Debug Ghosts, Part XI
The Mobile Page That Didn’t Need to Exist
It started, as these things often do, with a perfectly reasonable assumption.
Mobile editing was broken.
Not catastrophically broken. Not throwing errors. Just… unusable. The layout collapsed. The image upload worked inconsistently. And the content editor—powered by TinyMCE—felt like it had been designed for a different planet.
So I did what any rational developer would do.
I built a second path.
A mobile-only page. A simplified form. Hidden fields to satisfy validation. A special route:
/work/?mobile=1
No TinyMCE. No clutter. Just the essentials:
- Image
- Title
- Summary
- Menu
- Public
It worked.
On desktop, in mobile emulation, everything behaved. Stories saved. Images uploaded. The flow was clean.

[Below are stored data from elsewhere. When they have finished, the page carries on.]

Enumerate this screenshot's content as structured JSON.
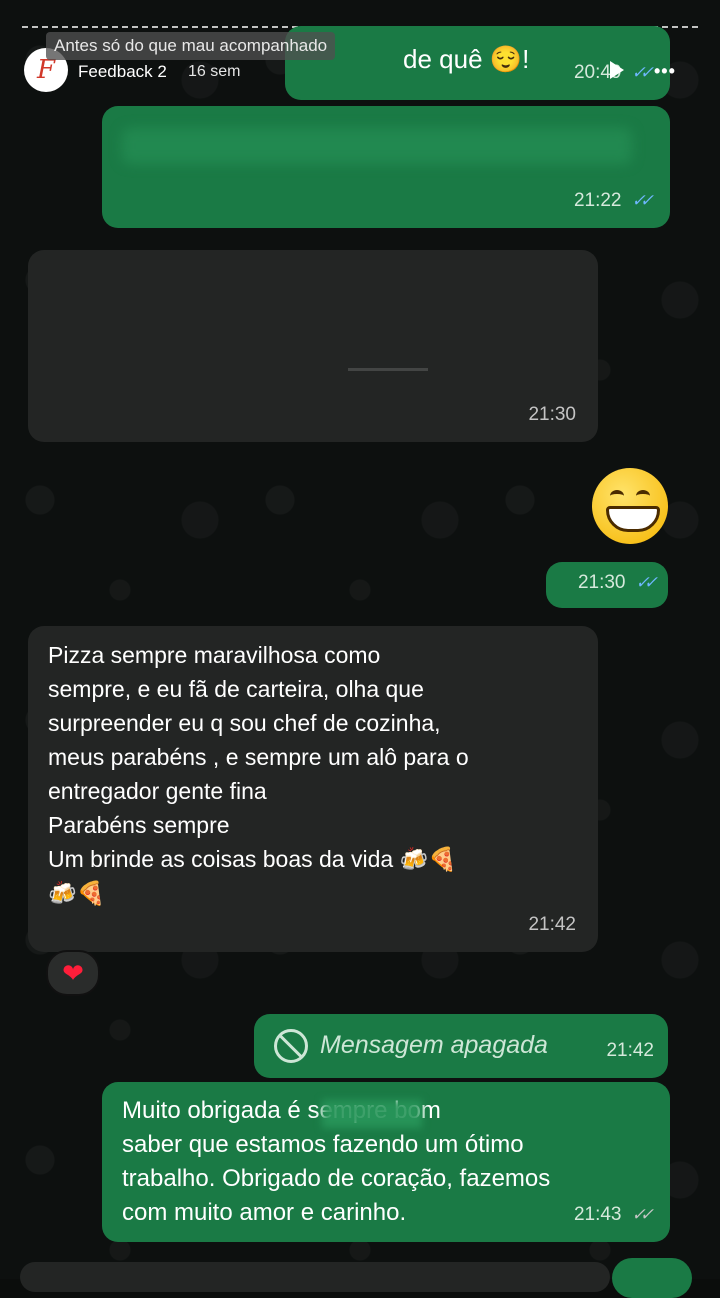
{
  "story": {
    "caption": "Antes só do que mau acompanhado",
    "account_name": "Feedback 2",
    "age": "16 sem",
    "avatar_letter": "F"
  },
  "messages": [
    {
      "id": "m1",
      "side": "sent",
      "text": "de quê 😌!",
      "time": "20:49"
    },
    {
      "id": "m2",
      "side": "sent",
      "text": "",
      "time": "21:22"
    },
    {
      "id": "m3",
      "side": "received",
      "text": "",
      "time": "21:30"
    },
    {
      "id": "m4",
      "side": "sent",
      "emoji": "😁",
      "time": "21:30"
    },
    {
      "id": "m5",
      "side": "received",
      "text": "Pizza sempre maravilhosa  como\nsempre, e eu fã  de carteira, olha que\nsurpreender eu q sou chef de cozinha,\nmeus parabéns , e sempre um alô para o\nentregador gente fina\nParabéns sempre\nUm brinde as coisas boas da vida 🍻🍕\n🍻🍕",
      "time": "21:42",
      "reaction": "❤"
    },
    {
      "id": "m6",
      "side": "sent",
      "text": "Mensagem apagada",
      "time": "21:42",
      "deleted": true
    },
    {
      "id": "m7",
      "side": "sent",
      "text": "Muito obrigada            é sempre bom\nsaber que estamos fazendo um ótimo\ntrabalho. Obrigado de coração, fazemos\ncom muito amor e carinho.",
      "time": "21:43"
    }
  ],
  "colors": {
    "sent_bubble": "#1a7a45",
    "received_bubble": "#232524",
    "read_ticks": "#6fb7ff"
  }
}
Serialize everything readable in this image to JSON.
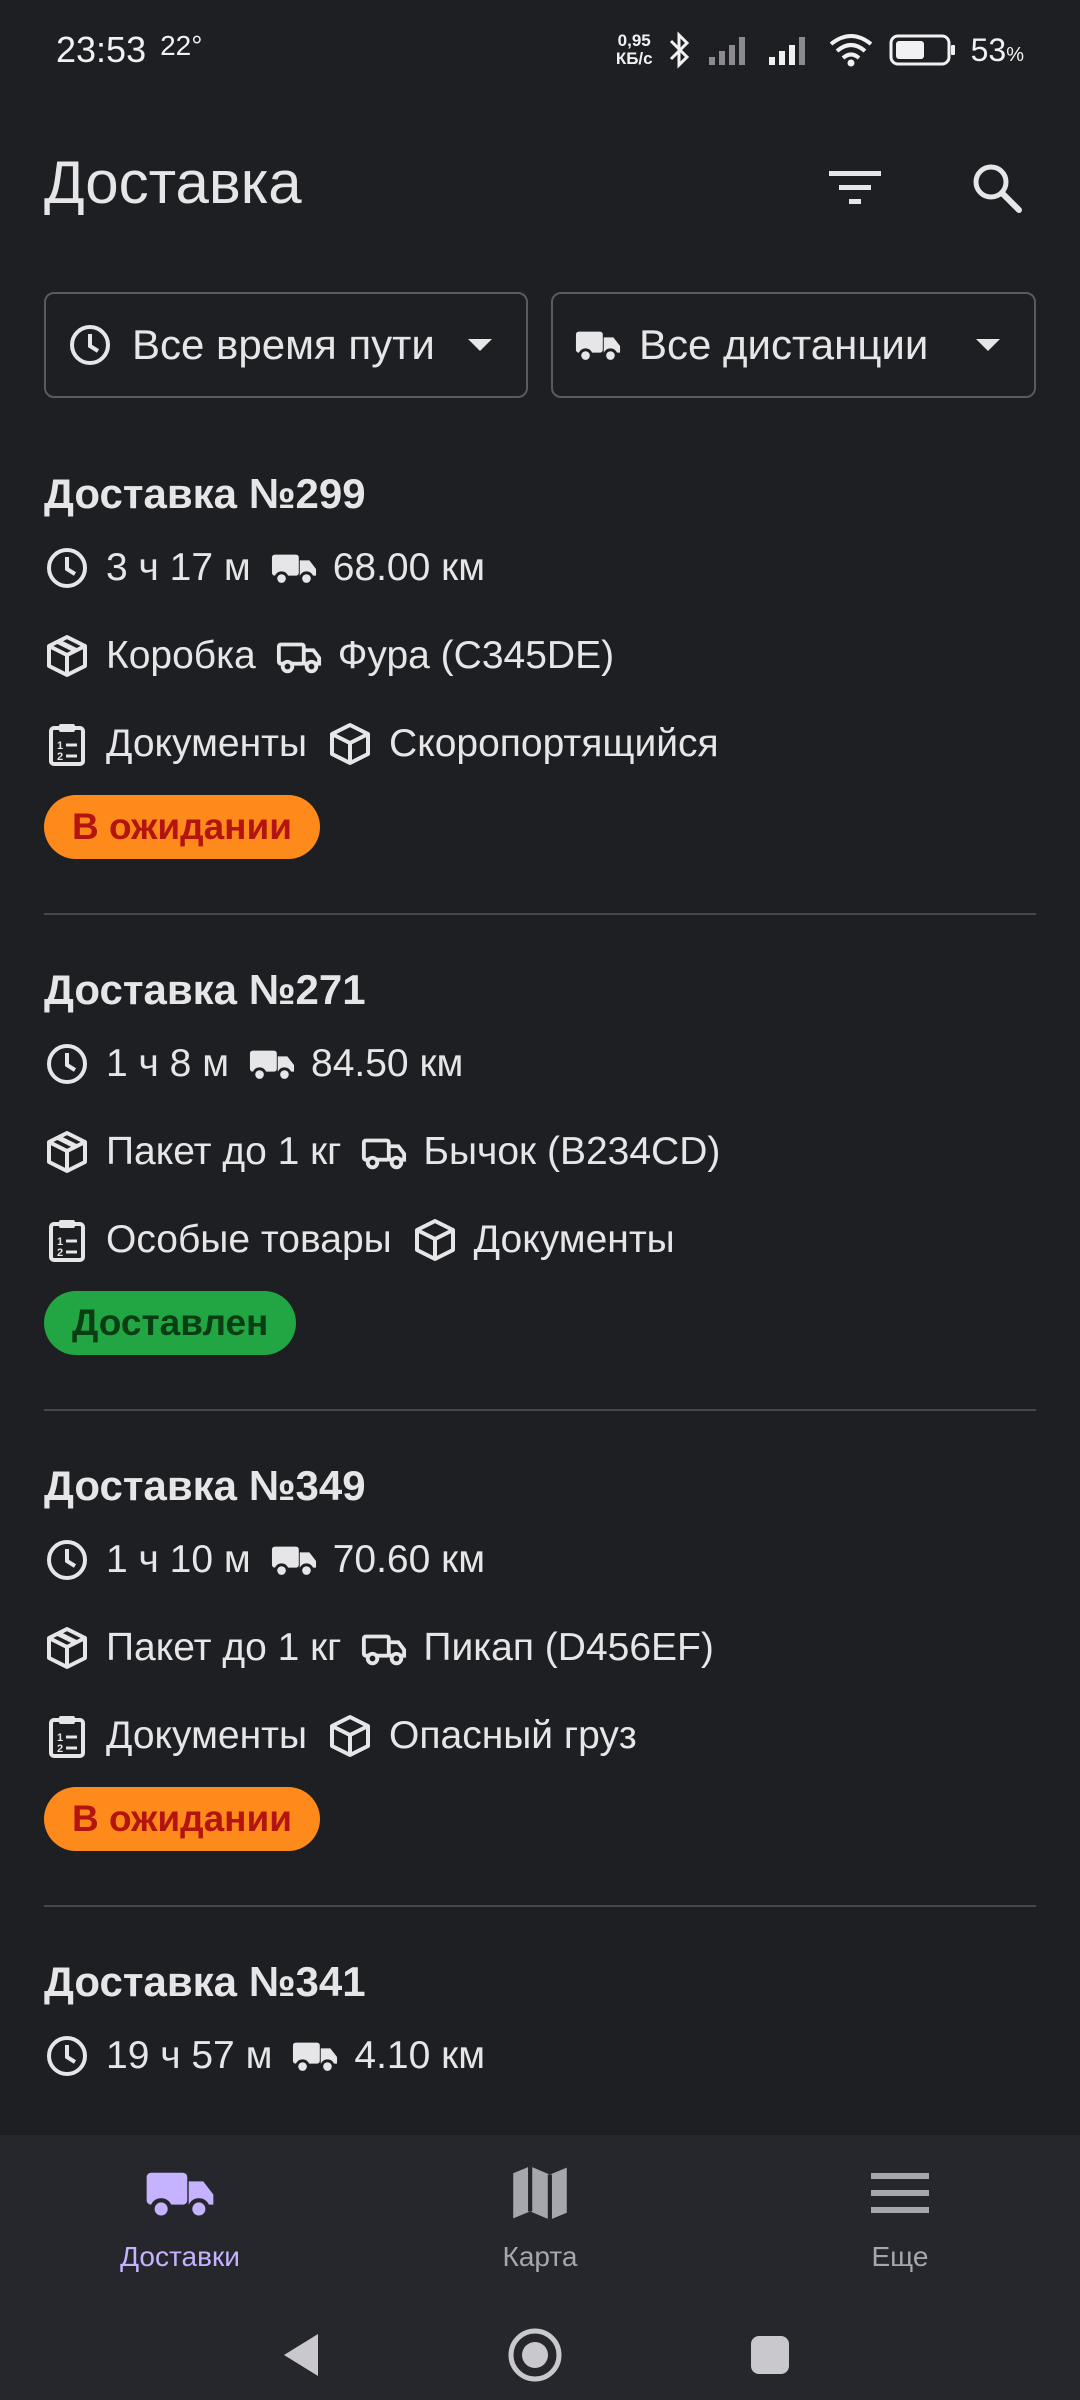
{
  "status_bar": {
    "time": "23:53",
    "temperature": "22°",
    "net_speed_value": "0,95",
    "net_speed_unit": "КБ/с",
    "battery": "53",
    "battery_unit": "%"
  },
  "header": {
    "title": "Доставка",
    "icons": [
      "filter-icon",
      "search-icon"
    ]
  },
  "filters": {
    "time": {
      "label": "Все время пути",
      "icon": "clock-icon"
    },
    "distance": {
      "label": "Все дистанции",
      "icon": "truck-icon"
    }
  },
  "deliveries": [
    {
      "title": "Доставка №299",
      "duration": "3 ч 17 м",
      "distance": "68.00 км",
      "package": "Коробка",
      "vehicle": "Фура (C345DE)",
      "category1": "Документы",
      "category2": "Скоропортящийся",
      "status": "В ожидании",
      "status_colors": {
        "bg": "#ff8a1c",
        "fg": "#b3140f"
      }
    },
    {
      "title": "Доставка №271",
      "duration": "1 ч 8 м",
      "distance": "84.50 км",
      "package": "Пакет до 1 кг",
      "vehicle": "Бычок (B234CD)",
      "category1": "Особые товары",
      "category2": "Документы",
      "status": "Доставлен",
      "status_colors": {
        "bg": "#22a644",
        "fg": "#0b3d14"
      }
    },
    {
      "title": "Доставка №349",
      "duration": "1 ч 10 м",
      "distance": "70.60 км",
      "package": "Пакет до 1 кг",
      "vehicle": "Пикап (D456EF)",
      "category1": "Документы",
      "category2": "Опасный груз",
      "status": "В ожидании",
      "status_colors": {
        "bg": "#ff8a1c",
        "fg": "#b3140f"
      }
    },
    {
      "title": "Доставка №341",
      "duration": "19 ч 57 м",
      "distance": "4.10 км"
    }
  ],
  "bottom_nav": {
    "items": [
      {
        "label": "Доставки",
        "icon": "truck-icon",
        "active": true
      },
      {
        "label": "Карта",
        "icon": "map-icon",
        "active": false
      },
      {
        "label": "Еще",
        "icon": "menu-icon",
        "active": false
      }
    ]
  },
  "colors": {
    "background": "#1e1f23",
    "accent": "#c5b3ff",
    "nav_background": "#26272c"
  }
}
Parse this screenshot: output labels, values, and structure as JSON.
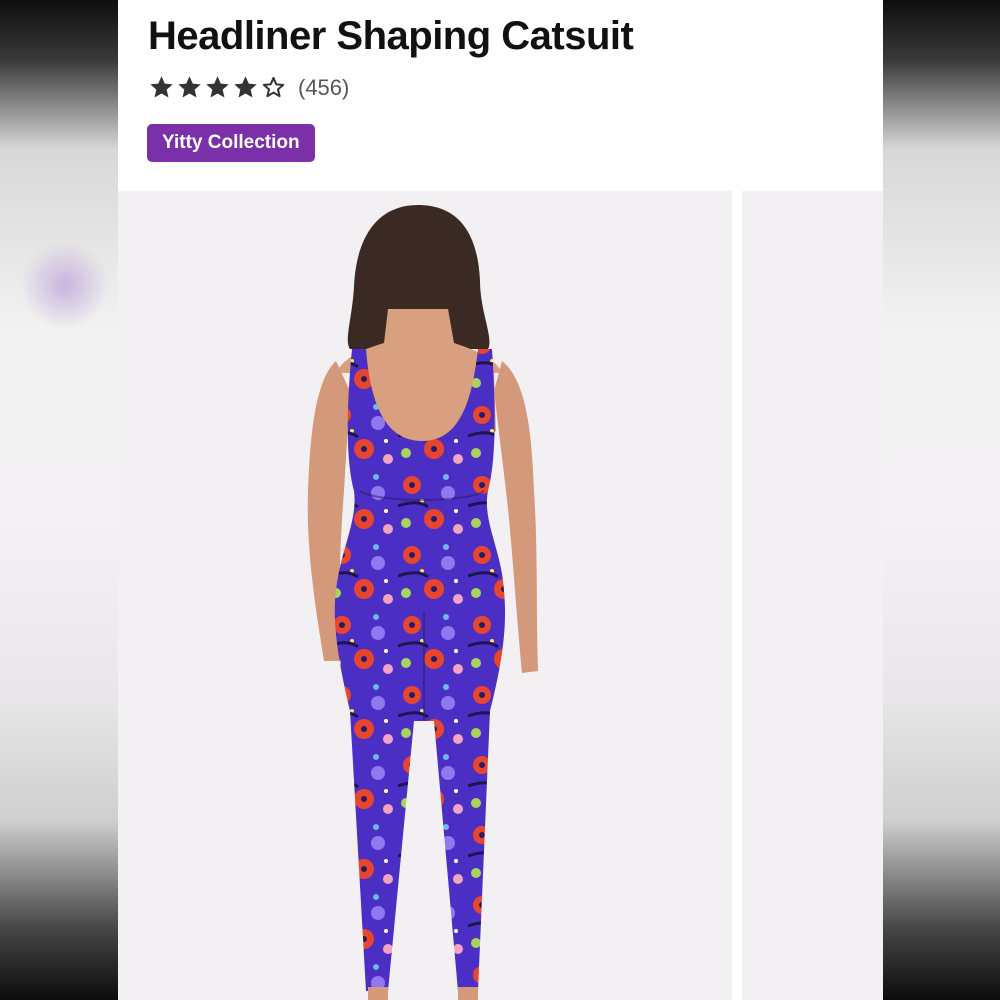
{
  "product": {
    "title": "Headliner Shaping Catsuit",
    "rating": {
      "stars": 4,
      "max": 5,
      "count": "(456)"
    },
    "collection_badge": "Yitty Collection"
  },
  "colors": {
    "badge": "#7b2fa8",
    "star": "#333333",
    "print_base": "#4b2fc4"
  },
  "gallery": {
    "images": [
      {
        "icon": "model-back-view-photo"
      },
      {
        "icon": "next-photo-preview"
      }
    ]
  }
}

It felt like progress.
But then the ghosts arrived.
The First Disturbance
The mobile page worked locally.
On staging, it didn’t.
Same code. Same URL. Different result.
The page loaded, but it wasn’t the mobile template. No yellow debug blocks. No hidden fields. Just the old desktop form staring back, as if nothing had changed.
I checked the route.
I checked the query string.
I checked the deployment.
Eventually, I realized the truth.
I hadn’t deployed the changes.
The ghost wasn’t in the code.
It was in my environment.
The Second Disturbance
Once deployed, the mobile page appeared.
But something else was wrong.
Fields that should have been set weren’t.
blogstubbornly remained1family_iddisappeared entirely
Hidden inputs were added. Defaults were forced. Backend overrides were introduced.
Still, the data didn’t behave.
At this point, the system had grown more complex than the original problem.
Two templates.
Conditional routing.
Hidden fields compensating for missing ones.
Backend logic compensating for frontend assumptions.
The ghost was spreading.
The Accidental Clue
Then something unexpected happened.
While testing, the desktop form appeared again.
Not the mobile version.
The original work.html.
But this time, something was different.
The content field worked.
No TinyMCE toolbar.
No interference.
Just a plain textarea.
And it saved correctly.
On mobile.
The Realization
The problem was never the form.
It was never validation.
It was never routing.
It was never mobile support.
It was TinyMCE.
Once it wasn’t actively interfering, the original form worked everywhere.
The mobile page—the one built to solve the problem—was unnecessary.
The ghost wasn’t in the system.
It was in the assumption.
The Exorcism
No dramatic fix.
No rollback.
No rewrite.
Just a quiet change in perspective.
Keep one template.
Let TinyMCE load only when it behaves.
Let the textarea do its job everywhere else.
The second path disappeared.
Why This One Matters
This wasn’t a bug.
It was over-engineering in response to a misdiagnosed problem.
The instinct to isolate mobile was reasonable. The execution was careful. The result even worked.
But it wasn’t needed.
Every extra path adds weight:
- More templates
- More routing
- More edge cases
- More ghosts
Sometimes the fastest way forward is not building something new.
It’s removing the thing that’s in the way.
Ghost Survival Rule #11
Before building a second path, disable the thing haunting the first one.
A Calmer Ending Than It Began
In the end, nothing dramatic changed.
No new system.
No new architecture.
Just one form, doing what it was supposed to do all along.
And one fewer ghost in the codebase.